Another concern expressed by some members of ASF is that the presence of ODPi as a middleman between Apache developers and end users could have a stifling effect on innovation.
"Part of the concern about an organization like ODPi is that it creates a layer, maybe an undue layer, between the people developing Hadoop and the end users," Jagielski said. "Open source, in general, thrives by a very, very tight feedback loop between the developers of the code and the end users of that code. One of the concerns that we have is making sure that that feedback loop is not curtailed in any way."
But the ODPi, says John Mertic, director of Program Management for ODPi and Open Mainframe Project at The Linux Foundation, is focused on downstream users.
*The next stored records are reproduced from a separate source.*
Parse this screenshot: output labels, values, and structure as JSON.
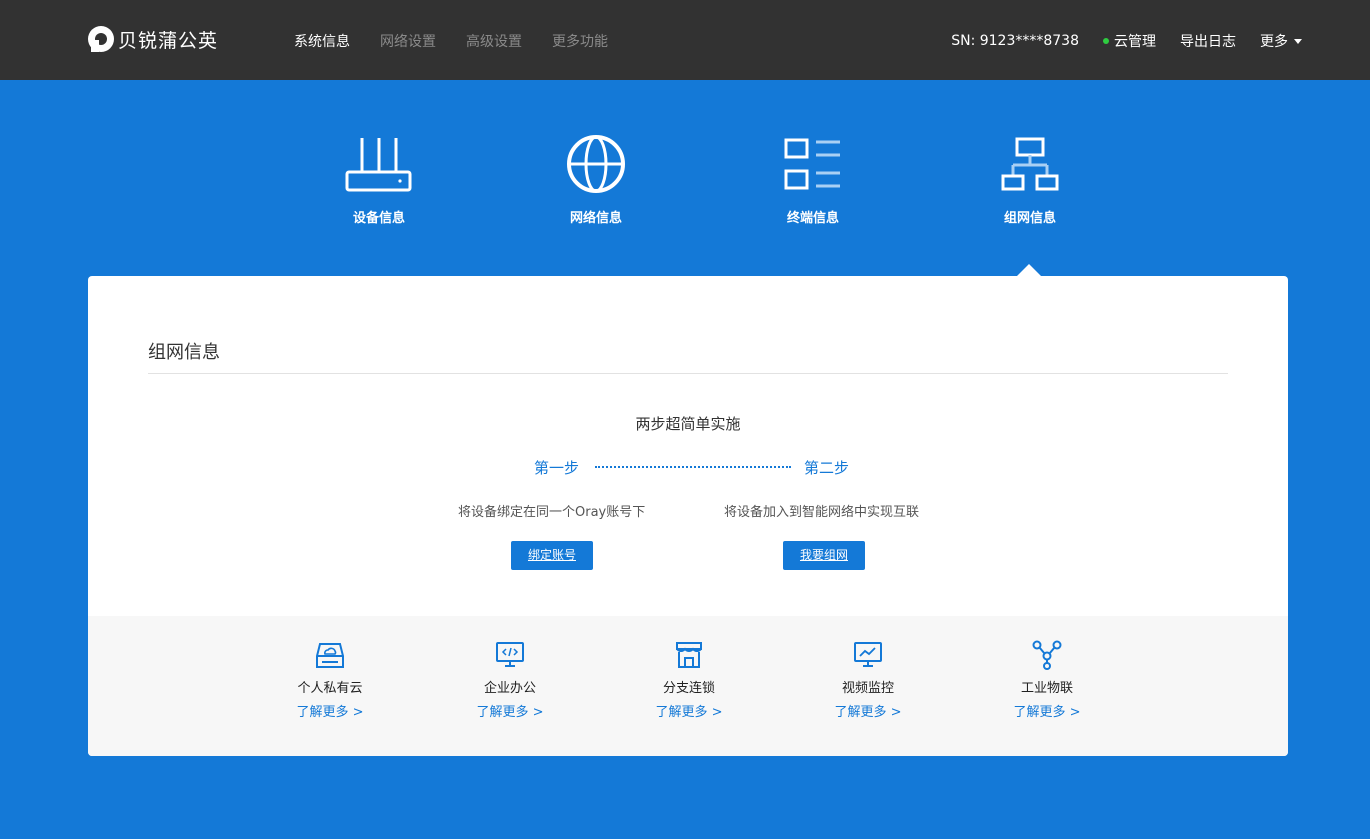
{
  "header": {
    "brand": "贝锐蒲公英",
    "nav": [
      {
        "label": "系统信息",
        "active": true
      },
      {
        "label": "网络设置",
        "active": false
      },
      {
        "label": "高级设置",
        "active": false
      },
      {
        "label": "更多功能",
        "active": false
      }
    ],
    "sn": "SN:  9123****8738",
    "cloud_label": "云管理",
    "cloud_status_color": "#2ecc40",
    "export_label": "导出日志",
    "more_label": "更多"
  },
  "categories": [
    {
      "label": "设备信息",
      "icon": "router-icon"
    },
    {
      "label": "网络信息",
      "icon": "globe-icon"
    },
    {
      "label": "终端信息",
      "icon": "terminal-list-icon"
    },
    {
      "label": "组网信息",
      "icon": "network-topology-icon",
      "selected": true
    }
  ],
  "panel": {
    "title": "组网信息",
    "steps_title": "两步超简单实施",
    "step1": {
      "label": "第一步",
      "desc": "将设备绑定在同一个Oray账号下",
      "button": "绑定账号"
    },
    "step2": {
      "label": "第二步",
      "desc": "将设备加入到智能网络中实现互联",
      "button": "我要组网"
    }
  },
  "features": [
    {
      "name": "个人私有云",
      "link": "了解更多 >",
      "icon": "private-cloud-icon"
    },
    {
      "name": "企业办公",
      "link": "了解更多 >",
      "icon": "office-monitor-icon"
    },
    {
      "name": "分支连锁",
      "link": "了解更多 >",
      "icon": "store-icon"
    },
    {
      "name": "视频监控",
      "link": "了解更多 >",
      "icon": "video-monitor-icon"
    },
    {
      "name": "工业物联",
      "link": "了解更多 >",
      "icon": "iot-icon"
    }
  ],
  "colors": {
    "accent": "#1479d7",
    "topbar": "#323232",
    "background": "#1479d7"
  }
}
It seeks to gather insight from ISVs and other end users and surface those insights to the project communities at ASF.
"The ASF isn't really organized to do a lot of the, for lack of a better word, handholding," Jagielski acknowledged. "That's the sort of area where ODPi can really, really shine, to provide that sort of help for us."
"At the ODPi, we don't make software," Mertic added. "With what we do, our number one priority is making sure this technology can permutate into organizations of all sizes, all cultures, everywhere. I consider that we have a bit of a civic duty in doing this in an open source manner in getting this technology to as many people as possible."
In an effort to show that ODPi exists to support ASF's Hadoop ecosystem projects rather than muscle in on the foundation's turf, ODPi announced yesteday that it had become a gold sponsor of the foundation, joining existing ASF sponsors Pivotal, IBM, WANDisco and Hortonworks (all of which are also ODPi members).
"We have a number of our members that are sponsors at different levels as well, but we wanted to make a real public show of our support of the ASF," Mertic explained. "we are in support of the efforts of the ASF. For us, this is the start of a continuing dialog. We're not trying to fork Hadoop. We want to get rid of that idea."
"When we came out, we probably didn't do the right thing with the ASF," Mertic added. "This is probably a dialog we should have had then. We're both focused on the same thing. We both want Hadoop to succeed. We don't want to be in competition with each other. There's tons of barriers to Hadoop adoption. What can we do to resolve that?"